Variable Default Description
VEGA_MAX_ACTIVE_SCANS_PER_USER 4 Maximum concurrent scans for a single user
VEGA_MAX_SOURCE_BYTES 2147483648 (2 GB) Maximum allowed source archive size
VEGA_MAX_ARCHIVE_ENTRIES 50000 Maximum number of files in an uploaded archive
VEGA_MAX_ARCHIVE_UNCOMPRESSED_BYTES 5368709120 (5 GB) Maximum total uncompressed size of an archive
VEGA_WORKER_HEARTBEAT_TTL_SECONDS 120 A worker that hasn't sent a heartbeat in this long is considered stale

Configuration examples

No extra configuration needed.
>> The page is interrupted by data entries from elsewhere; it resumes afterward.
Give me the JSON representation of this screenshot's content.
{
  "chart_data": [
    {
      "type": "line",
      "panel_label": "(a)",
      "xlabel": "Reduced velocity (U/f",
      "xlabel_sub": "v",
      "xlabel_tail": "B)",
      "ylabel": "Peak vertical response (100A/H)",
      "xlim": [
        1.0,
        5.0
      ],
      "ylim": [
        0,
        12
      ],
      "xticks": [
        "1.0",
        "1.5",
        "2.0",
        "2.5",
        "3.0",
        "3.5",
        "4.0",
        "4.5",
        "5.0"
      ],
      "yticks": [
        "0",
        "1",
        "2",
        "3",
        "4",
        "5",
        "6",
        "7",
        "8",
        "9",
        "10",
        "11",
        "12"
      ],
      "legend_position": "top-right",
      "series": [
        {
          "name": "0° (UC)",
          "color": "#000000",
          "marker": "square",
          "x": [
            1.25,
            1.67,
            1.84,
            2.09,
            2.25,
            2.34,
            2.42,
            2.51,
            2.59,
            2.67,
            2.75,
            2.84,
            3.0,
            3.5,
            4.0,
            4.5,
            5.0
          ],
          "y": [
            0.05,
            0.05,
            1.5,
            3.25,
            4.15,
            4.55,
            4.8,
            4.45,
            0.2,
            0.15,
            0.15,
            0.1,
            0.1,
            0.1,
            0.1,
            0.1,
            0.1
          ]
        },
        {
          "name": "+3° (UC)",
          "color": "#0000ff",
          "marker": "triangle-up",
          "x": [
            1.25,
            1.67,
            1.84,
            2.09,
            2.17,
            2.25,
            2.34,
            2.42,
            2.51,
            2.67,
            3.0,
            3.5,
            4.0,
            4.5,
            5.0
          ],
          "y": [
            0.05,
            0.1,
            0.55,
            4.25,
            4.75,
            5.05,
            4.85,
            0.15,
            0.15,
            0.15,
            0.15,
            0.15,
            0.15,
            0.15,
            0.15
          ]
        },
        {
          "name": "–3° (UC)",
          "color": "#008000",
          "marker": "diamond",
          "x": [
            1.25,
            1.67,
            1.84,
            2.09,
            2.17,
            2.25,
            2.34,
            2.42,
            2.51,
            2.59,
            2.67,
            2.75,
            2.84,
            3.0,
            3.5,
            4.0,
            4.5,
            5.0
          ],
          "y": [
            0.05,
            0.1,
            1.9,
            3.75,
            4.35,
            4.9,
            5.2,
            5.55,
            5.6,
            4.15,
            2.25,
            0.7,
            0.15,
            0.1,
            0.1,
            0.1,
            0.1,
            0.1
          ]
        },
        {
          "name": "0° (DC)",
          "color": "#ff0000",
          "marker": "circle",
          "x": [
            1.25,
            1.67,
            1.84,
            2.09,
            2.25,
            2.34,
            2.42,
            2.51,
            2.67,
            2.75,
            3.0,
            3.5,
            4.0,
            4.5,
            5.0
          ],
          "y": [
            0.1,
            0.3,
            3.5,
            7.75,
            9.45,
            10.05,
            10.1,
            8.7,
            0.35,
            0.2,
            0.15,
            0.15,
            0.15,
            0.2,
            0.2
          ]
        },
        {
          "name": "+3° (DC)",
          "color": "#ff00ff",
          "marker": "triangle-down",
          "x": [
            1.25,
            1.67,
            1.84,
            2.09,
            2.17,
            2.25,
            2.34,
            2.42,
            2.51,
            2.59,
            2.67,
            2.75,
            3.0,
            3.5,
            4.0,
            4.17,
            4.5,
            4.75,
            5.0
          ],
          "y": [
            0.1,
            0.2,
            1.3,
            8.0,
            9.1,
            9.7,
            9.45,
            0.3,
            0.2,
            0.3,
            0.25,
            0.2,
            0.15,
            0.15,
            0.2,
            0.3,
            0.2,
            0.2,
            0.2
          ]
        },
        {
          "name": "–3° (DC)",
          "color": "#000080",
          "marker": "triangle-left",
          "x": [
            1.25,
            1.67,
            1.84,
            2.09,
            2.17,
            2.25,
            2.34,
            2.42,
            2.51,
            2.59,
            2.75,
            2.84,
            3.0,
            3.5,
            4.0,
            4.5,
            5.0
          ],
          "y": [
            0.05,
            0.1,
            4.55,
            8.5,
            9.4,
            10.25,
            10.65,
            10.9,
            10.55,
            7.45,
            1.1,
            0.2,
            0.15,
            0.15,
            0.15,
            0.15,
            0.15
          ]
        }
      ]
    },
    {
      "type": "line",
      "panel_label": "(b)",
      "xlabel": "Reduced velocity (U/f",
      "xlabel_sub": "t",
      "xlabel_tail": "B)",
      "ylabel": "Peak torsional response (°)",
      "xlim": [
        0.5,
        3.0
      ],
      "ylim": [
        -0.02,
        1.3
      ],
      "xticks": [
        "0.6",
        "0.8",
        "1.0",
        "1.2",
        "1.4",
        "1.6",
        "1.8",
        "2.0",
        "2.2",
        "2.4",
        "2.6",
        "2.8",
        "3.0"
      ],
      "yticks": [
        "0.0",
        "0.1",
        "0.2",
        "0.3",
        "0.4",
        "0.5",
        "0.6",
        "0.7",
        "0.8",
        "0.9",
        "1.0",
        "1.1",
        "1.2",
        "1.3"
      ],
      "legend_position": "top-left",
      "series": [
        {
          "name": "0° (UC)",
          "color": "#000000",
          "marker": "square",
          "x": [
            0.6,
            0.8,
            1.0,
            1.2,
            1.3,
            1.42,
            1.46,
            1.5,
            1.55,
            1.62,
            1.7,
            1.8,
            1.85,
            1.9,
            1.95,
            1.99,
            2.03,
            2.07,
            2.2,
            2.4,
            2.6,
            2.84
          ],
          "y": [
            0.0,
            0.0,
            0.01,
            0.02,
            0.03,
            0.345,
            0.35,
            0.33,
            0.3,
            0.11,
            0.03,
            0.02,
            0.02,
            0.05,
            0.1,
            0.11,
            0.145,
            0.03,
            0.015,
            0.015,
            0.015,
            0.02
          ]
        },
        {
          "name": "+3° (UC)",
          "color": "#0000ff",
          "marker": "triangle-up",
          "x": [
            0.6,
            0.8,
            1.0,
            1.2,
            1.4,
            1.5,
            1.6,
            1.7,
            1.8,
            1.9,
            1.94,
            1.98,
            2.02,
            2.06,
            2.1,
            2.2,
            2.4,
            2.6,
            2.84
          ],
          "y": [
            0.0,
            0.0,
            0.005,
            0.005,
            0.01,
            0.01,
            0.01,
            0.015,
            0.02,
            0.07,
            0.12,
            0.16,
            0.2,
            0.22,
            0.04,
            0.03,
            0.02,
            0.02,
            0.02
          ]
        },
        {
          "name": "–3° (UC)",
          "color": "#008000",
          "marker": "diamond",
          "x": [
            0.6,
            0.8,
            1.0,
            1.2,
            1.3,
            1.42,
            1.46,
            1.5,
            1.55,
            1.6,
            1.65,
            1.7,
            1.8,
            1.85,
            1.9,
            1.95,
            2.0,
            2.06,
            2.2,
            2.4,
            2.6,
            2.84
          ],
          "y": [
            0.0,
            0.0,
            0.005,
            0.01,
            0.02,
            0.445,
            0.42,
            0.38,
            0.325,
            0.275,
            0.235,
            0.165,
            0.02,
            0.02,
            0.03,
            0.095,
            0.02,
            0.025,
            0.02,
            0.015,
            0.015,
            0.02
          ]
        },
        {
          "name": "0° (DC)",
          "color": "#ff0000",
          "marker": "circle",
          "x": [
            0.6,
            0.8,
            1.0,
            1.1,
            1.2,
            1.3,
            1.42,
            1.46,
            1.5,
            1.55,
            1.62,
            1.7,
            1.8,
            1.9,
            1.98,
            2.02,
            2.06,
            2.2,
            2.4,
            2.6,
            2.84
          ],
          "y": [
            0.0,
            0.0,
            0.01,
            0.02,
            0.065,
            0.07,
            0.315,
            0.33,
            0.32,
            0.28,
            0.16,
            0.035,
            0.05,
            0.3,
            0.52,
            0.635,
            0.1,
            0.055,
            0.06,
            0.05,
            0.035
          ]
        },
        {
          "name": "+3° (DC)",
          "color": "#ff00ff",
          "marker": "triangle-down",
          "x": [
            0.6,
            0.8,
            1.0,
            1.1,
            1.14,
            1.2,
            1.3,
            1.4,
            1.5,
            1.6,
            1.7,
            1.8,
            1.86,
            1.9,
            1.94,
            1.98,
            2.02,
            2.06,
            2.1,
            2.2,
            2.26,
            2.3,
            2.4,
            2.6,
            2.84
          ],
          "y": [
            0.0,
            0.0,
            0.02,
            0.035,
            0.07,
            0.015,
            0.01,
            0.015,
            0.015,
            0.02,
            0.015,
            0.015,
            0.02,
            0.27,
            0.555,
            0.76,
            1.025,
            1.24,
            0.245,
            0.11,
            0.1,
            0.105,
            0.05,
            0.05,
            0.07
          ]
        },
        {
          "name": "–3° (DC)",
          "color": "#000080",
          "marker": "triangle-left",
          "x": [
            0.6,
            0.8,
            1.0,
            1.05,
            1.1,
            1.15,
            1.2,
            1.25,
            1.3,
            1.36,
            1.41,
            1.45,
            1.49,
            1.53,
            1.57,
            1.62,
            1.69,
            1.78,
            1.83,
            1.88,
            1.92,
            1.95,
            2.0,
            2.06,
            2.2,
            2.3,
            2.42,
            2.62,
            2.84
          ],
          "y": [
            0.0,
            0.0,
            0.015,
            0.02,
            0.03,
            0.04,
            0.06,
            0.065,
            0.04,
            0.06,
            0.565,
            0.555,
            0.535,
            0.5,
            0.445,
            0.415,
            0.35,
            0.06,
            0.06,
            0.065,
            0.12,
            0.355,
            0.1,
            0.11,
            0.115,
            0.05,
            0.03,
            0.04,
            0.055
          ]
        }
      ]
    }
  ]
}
Start the backend and it uses JSON files and thread-mode scans:

uvicorn app.main:app --reload --reload-dir app

# Terminal 1 — API
VEGA_SCAN_EXECUTION_MODE=external uvicorn app.main:app --reload --reload-dir app

# Terminal 2 — worker
python scripts/run-scan-worker.py

VEGA_ENVIRONMENT=prod \
VEGA_PERSISTENCE_BACKEND=postgres \
VEGA_DATABASE_URL=postgresql://user:pass@host:5432/vega \
VEGA_FILE_STORAGE_BACKEND=s3 \
VEGA_S3_SOURCE_BUCKET=vega-prod-source-abc123 \
VEGA_S3_ARTIFACTS_BUCKET=vega-prod-artifacts-abc123 \
VEGA_SCAN_EXECUTION_MODE=sqs \
VEGA_SCAN_QUEUE_URL=https://sqs.us-west-1.amazonaws.com/123/vega-prod-scans \
VEGA_AUTH_PROVIDER=cognito \
VEGA_COGNITO_REGION=us-west-1 \
VEGA_COGNITO_USER_POOL_ID=us-west-1_xxxxx \
VEGA_COGNITO_APP_CLIENT_ID=xxxxx \
uvicorn app.main:app

In AWS, use Secrets Manager

In production, sensitive values (database URL, API keys, Cognito IDs) come from AWS Secrets Manager and are injected into ECS task definitions. Never commit real credentials to version control.